Mesmo quando se sentem confortáveis, as mulheres podem nem sempre experimentar os mesmos benefícios emocionais. “Os homens costumam relatar que se exercitam porque realmente gostam”, diz Gulati, enquanto pesquisas sugerem que as mulheres são mais propensas a se exercitar por razões de aparência, como perder peso, o que pode tornar o exercício menos um alívio do estresse.
“Se não encontrarmos alegria, não necessariamente encontraremos tempo para isso.”
Especialistas dizem que a maior barreira para o exercício para muitas mulheres é o tempo livre — especificamente, as normas sociais que informam como as mulheres devem gastá-lo e a divisão do trabalho em casa. Em média, as mulheres têm 13% menos tempo livre do que os homens, de acordo com um relatório de 2024, principalmente porque assumem mais trabalho doméstico não remunerado.
O relatório também descobriu que o grupo com a menor quantidade de tempo livre são as mulheres de 35 a 44 anos, que têm uma hora a menos de tempo livre diário do que seus colegas homens. Segundo Eve Rodsky, escritora e ativista, mesmo em lares onde homens e mulheres compartilham responsabilidades domésticas, as mulheres muitas vezes se encontram com menos controle sobre seu tempo.
Ao pesquisar para seu livro “Fair Play” (Jogo Limpo, em tradução livre), que oferece soluções para divisões de trabalho mais equitativas, Rodsky entrevistou 500 casais e descobriu que os homens tendiam a assumir responsabilidades que podiam planejar em torno de seus horários de trabalho e lazer, como cortar a grama ou fazer reparos em casa.
De acordo com a pesquisa feita para o livro, a escritora descobriu ainda que as mulheres eram mais propensas a assumir tarefas que precisavam ser concluídas em torno dos horários de outras pessoas, como preparar o lanche das crianças antes da escola ou cozinhar o jantar.
Uma pesquisa de 2023 descobriu que apenas 4% das mães consideravam sua própria saúde como uma medida de seu sucesso, enquanto 31% viam a saúde de seus filhos nesses termos.
Para algumas mulheres, ter que planejar seus treinos em torno das necessidades de outras pessoas pode significar sacrificar o sono ou oportunidades sociais. “Os papéis que normalmente desempenhamos em nosso lar não vão mudar só porque decidimos correr uma maratona”, explica Roth-Goldberg.

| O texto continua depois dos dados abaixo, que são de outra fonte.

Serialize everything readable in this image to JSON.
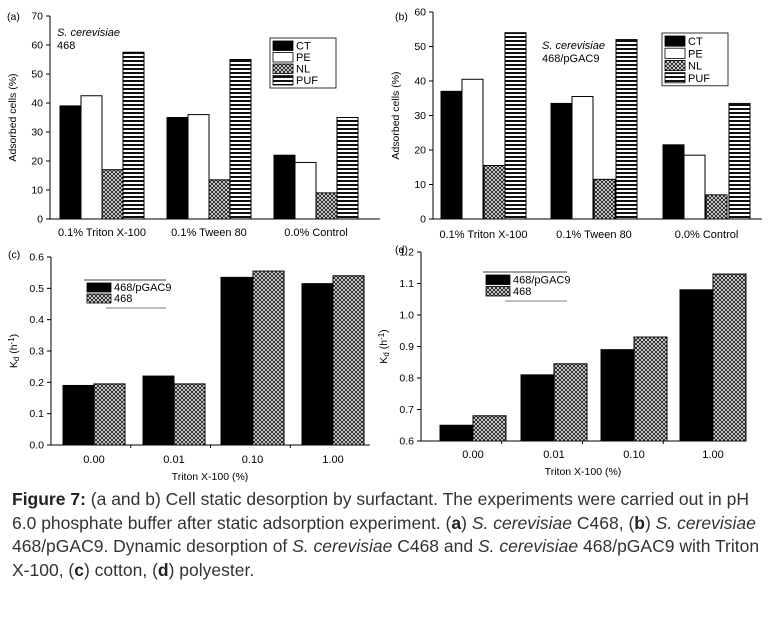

“Mas mesmo com esses sacrifícios, encontrar tempo para se mover de uma forma que melhore sua saúde física e mental muitas vezes vale a pena”, acrescentou.
Como reivindicar mais tempo para exercícios
Uma maneira de se mover mais é encontrar um parceiro de treino. “Para as mulheres em particular, ter alguém para se exercitar é muito importante”, diz Bopp. Não só pode criar responsabilidade, disse ela, mas também pode “ajudar a se sentir mais confortável em um espaço de exercício”.
Outro truque, se a mulher tem dificuldade em colocar seu desejo de se exercitar à frente das necessidades de outras pessoas, é reformular a atividade física como parte do seu cuidado. “Cuide de si mesma para que possa cuidar dos outros.”
Quanto à Ruch, que fundou um grupo de defesa para mulheres que optam por pausar suas carreiras após terem filhos, ela está trabalhando em “se sentir bem com o treino ‘bom o suficiente’. Por enquanto.”